I can't even imagine that such a comment is inappropriate or controversial. Whoever decides which comments are removed needs to open their minds a little bit here.

But let me hit on something else -- is it controversial or inappropriate to say "better dead than red"? Actually, I would suggest that such a statement is completely reasonable. I was turning 18 in the mid-80s, registered for the selective service, and would not have thought twice about fighting the USSR and communism. Perhaps the person that deleted my post was not even born at that time. But for those of us that were, that feeling sticks with us. And I feel the same way today.

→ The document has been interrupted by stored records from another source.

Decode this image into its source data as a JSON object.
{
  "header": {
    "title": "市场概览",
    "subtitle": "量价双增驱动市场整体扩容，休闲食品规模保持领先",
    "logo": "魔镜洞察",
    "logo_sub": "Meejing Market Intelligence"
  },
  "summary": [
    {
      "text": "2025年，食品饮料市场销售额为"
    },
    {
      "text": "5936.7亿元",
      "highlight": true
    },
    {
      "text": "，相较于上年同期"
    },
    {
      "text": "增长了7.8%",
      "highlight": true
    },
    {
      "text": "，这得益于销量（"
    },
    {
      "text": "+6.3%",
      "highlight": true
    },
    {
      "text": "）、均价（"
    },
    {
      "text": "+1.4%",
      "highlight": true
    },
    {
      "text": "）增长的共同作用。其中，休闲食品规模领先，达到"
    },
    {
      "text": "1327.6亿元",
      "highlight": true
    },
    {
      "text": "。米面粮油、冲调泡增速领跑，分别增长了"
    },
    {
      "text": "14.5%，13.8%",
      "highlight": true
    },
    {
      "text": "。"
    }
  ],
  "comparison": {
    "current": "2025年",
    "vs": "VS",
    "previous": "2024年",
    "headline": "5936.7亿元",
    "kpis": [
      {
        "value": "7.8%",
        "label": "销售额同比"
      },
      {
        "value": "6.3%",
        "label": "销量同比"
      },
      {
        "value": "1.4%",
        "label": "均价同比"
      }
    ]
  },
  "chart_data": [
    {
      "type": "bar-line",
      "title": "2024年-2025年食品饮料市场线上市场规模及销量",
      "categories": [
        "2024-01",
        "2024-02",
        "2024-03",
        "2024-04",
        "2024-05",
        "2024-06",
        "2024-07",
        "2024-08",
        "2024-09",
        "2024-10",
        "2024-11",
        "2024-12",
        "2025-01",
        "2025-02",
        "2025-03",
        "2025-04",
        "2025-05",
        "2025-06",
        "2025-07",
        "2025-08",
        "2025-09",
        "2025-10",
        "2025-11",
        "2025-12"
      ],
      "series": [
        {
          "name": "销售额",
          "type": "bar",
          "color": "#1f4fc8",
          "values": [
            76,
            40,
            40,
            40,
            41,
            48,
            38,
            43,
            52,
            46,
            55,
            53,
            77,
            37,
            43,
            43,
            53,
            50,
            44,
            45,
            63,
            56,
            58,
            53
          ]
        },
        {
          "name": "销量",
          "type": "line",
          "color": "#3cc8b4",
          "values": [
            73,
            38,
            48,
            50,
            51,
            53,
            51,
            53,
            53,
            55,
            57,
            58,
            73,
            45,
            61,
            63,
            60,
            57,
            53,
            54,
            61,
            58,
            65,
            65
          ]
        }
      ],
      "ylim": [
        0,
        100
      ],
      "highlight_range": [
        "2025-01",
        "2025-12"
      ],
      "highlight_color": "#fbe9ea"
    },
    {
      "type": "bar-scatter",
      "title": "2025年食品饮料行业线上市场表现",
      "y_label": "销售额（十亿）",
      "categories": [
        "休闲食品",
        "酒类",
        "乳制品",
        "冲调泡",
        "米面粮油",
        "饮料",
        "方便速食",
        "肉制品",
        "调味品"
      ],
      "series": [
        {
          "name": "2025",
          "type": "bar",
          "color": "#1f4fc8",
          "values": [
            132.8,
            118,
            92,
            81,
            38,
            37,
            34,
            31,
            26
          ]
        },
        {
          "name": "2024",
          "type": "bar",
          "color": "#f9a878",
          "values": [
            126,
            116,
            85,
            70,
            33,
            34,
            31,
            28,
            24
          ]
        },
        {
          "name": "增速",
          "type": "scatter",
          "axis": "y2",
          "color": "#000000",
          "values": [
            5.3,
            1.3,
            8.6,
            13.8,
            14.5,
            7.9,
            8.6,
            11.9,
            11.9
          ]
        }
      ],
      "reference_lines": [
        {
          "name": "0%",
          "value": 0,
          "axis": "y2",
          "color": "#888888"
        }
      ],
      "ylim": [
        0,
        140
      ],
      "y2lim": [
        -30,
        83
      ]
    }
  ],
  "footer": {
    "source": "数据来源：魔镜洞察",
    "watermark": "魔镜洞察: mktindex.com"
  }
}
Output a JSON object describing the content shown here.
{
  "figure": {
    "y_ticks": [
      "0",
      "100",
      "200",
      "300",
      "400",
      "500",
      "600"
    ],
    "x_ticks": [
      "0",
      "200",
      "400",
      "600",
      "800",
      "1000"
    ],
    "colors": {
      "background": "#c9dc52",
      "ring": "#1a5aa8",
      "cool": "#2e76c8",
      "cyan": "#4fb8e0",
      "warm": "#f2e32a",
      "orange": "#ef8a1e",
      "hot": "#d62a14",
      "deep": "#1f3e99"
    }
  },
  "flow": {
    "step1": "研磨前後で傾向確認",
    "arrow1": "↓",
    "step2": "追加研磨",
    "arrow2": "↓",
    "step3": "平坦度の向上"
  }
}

Jack Wilson 8 years, 2 months ago

Звичайно, чому не повинен я помічаю, що?

Rodney Crain 8 years, 2 months ago

Jack, Вы нашли Google Translate, да? :)

Suzi Marshall 8 years, 2 months ago

Я сподіваюся, що ми не збираємося робити це весь сезон!

Rodney Crain 8 years, 2 months ago

Ні, ні, це занадто багато роботи LOL

Rodney Crain 8 years, 2 months ago

I was not sure so my "welcome" comments were in Ukrainian, and the other in Russian (cyrillic), just to cover both bases.